RSS Clustering: A Unique Approach for Managing Your RSS Feeds
- Jul 8, 2005
The rapid growth of RDF site summary (RSS)feeds has facilitated the consumption of information that has been part of the promise of the Internet. RSS, a standard XML format that works well for dynamic sites such as blogs and news outlets, enables consumers to easily digest updated information without having to periodically visit every web site they track. One consequence, however, is that many RSS users are unable to manage their feeds easily due to an overwhelming number of new stories. For subjects such as world news, many of the stories are redundant, adding a burden to readers to sort out which stories they've already read. To deal with the twin problems of flooding and redundancy, I've developed an application that reduces the number of items to read and uses the overlapping information to divine interesting topics. In this article, I explain how my prototype system gathers, distills, and presents world news in order to give the reader a more pleasant and efficient RSS experience.
Organizing RSS Feeds
The growth of the quantity of content on the Internet is due in no small part to the ability of any user of the medium to publish to a wide readership, with little effort, at a nominal fee. This revolution in the ability to communicate to a broad audience is as sweeping as the development of the Gutenberg press, with published material that's significantly more accessible to the average world citizen. As a result, the amount of content that a savvy Internet user will want to view as a steady stream can grow substantially. Automated tools have been developed to facilitate this process, helping to ease the burden of keeping current.
RSS aggregation, the process in which various RSS feeds are collected and presented to the user, is typically used as a means of gathering and browsing large amounts of information efficiently. This technique works well for sites that regularly update or change their content. To collect and view these RSS feeds, an application called an RSS aggregator is used. A variety of these aggregators exist for Windows, Mac OS X, and various open source systems such as Linux and BSD. However, the scalability of these RSS aggregator tools is rapidly challenged when a user attempts to monitor more than a few dozen sites using the approach offered by first-generation RSS aggregators. First-generation RSS aggregators are much like an email or a Usenet client, presenting information in a spiral fashion: feed, headline, story. Second-generation RSS aggregators integrate more closely with a web browser, but suffer from similar problems. They also have the more visible difficulty of competing for a very small space in the browser toolbar, which often doesn't have room for more than a half dozen feeds to be front and center.
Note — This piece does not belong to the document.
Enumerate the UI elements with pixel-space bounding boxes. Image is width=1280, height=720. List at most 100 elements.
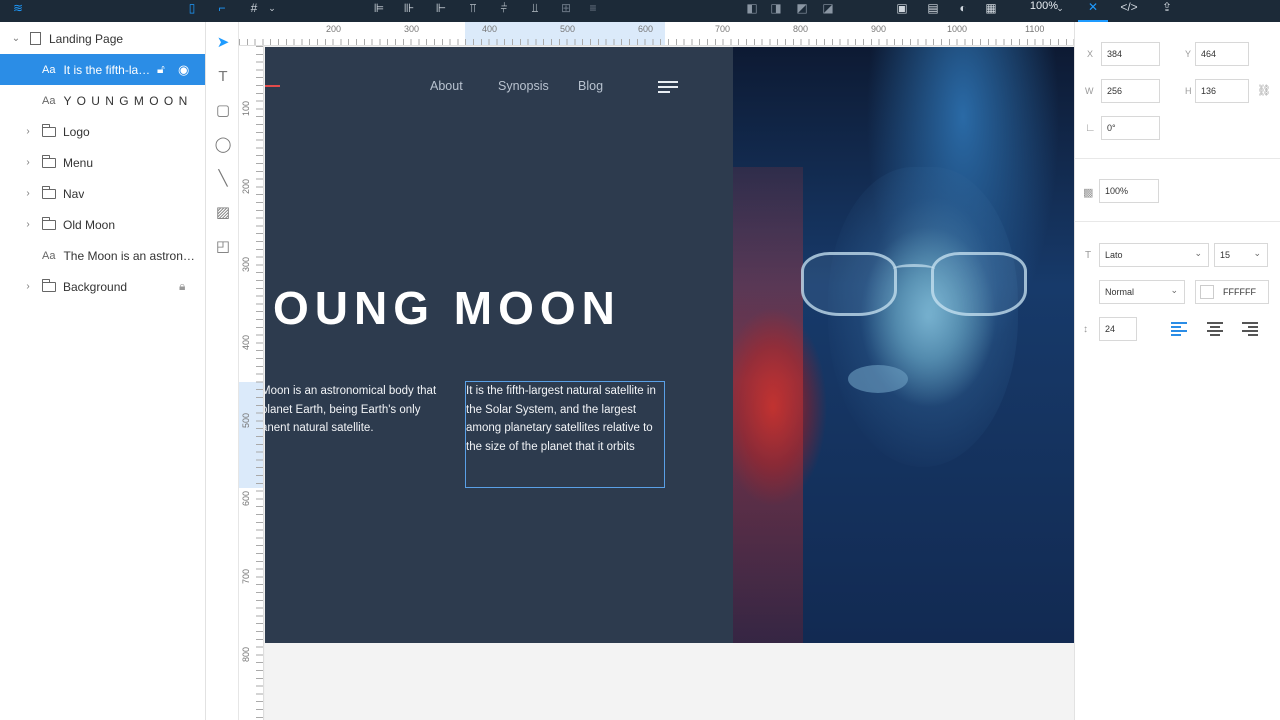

A typical RSS aggregator has a layout similar to a Usenet reader or a mail user agent. As shown in Figure 1, this model uses a three-pane layout, with navigation typically going from the list of feeds (panel 1) to the list of headlines or stories for the current feed (panel 2) to the extracted entry for a particular title (panel 3). New articles are typically indicated by highlighting the feed and headline.
Figure 1 Layout of the user interface of a typical RSS aggregator application. The feeds list is often on the left side, but sometimes at the top. The stories within any single feed are usually listed in a window above the individual entry being viewed.
The main goal of an RSS reader is to automatically gather content from dynamic sites and highlight new material (see Figure 2). The RSS aggregator application automates this process by periodically polling the subscriptions that the user has chosen, looking for new material. While this system works well for a small number of RSS feeds, this usage model quickly breaks down when the number of feeds grows to several dozen or even hundreds. Under these circumstances, the stream of new content is transformed into a flood of material, and the aggregator tool has automated the gathering of more material to read. Because an RSS reader gathers material that the user requests, it's reasonable to assume that the user may want to examine all of it. However, a typical human reaction to information overload is to began "triaging" material—discarding it or skimming it rapidly. In both cases, information is lost. Furthermore, the information is usually presented without any semantic tags to indicate which material offers the highest value. The user is left to make that determination. Finally, for feeds of a similar nature (news feeds concerning global events, for example), a significant amount of redundancy exacerbates the problem.
Figure 2 The RSS aggregator uses color to indicate which stories have not been read (red) and which have been read (black). Individual feeds are indicated as blue boxes.
As a means of improving the scalability of the RSS aggregation approach, I have begun performing second-order analysis on aggregated materials to make use of the redundancy in the information. I dub this technique RSS clustering because it groups stories by topic (see Figure 3). The redundancy observed in any collection of RSS feeds can be used for two main purposes:
- Highlighting the interesting bits of news within a pool of feeds. This scheme is based on the assumption that the appearance of the topic in multiple entries is proportional to the importance of that topic.
- Clustering entries around these topics. By clustering the entries, we reduce the volume of information presented to the user at any one time.
Figure 3 Stories that are related by a common topic are grouped to indicate their relationship and to streamline the RSS reading process. These stories are pulled from individual feeds.
This technique is not new or novel; it has been demonstrated by sites such as Google news, Topix.net, Daypop, and to a larger extent Popdex and Blogdex. All of these sites aggregate dynamic content and use a set of popularity heuristics to determine topics and content found interesting by the community at large: the news publication community for news sites Topix.net, Daypop, and Google; and the blog publication community for blog sites Blogdex and Popdex. This setup acts as a collaborative filter mechanism.
Topic Mapping and Its Relationship to RSS Clustering
The basic concept behind RSS clustering isn't novel, although this implementation is believed to be one of the first openly described systems to perform such an analysis. One of the roots of this approach lies in topic maps. Topic mapping uses a similar approach to RSS clustering, but is much more mature. It provides an efficient way to identify related material within a large corpus of data. When visualized, topic maps show occurrences on the basis of topics.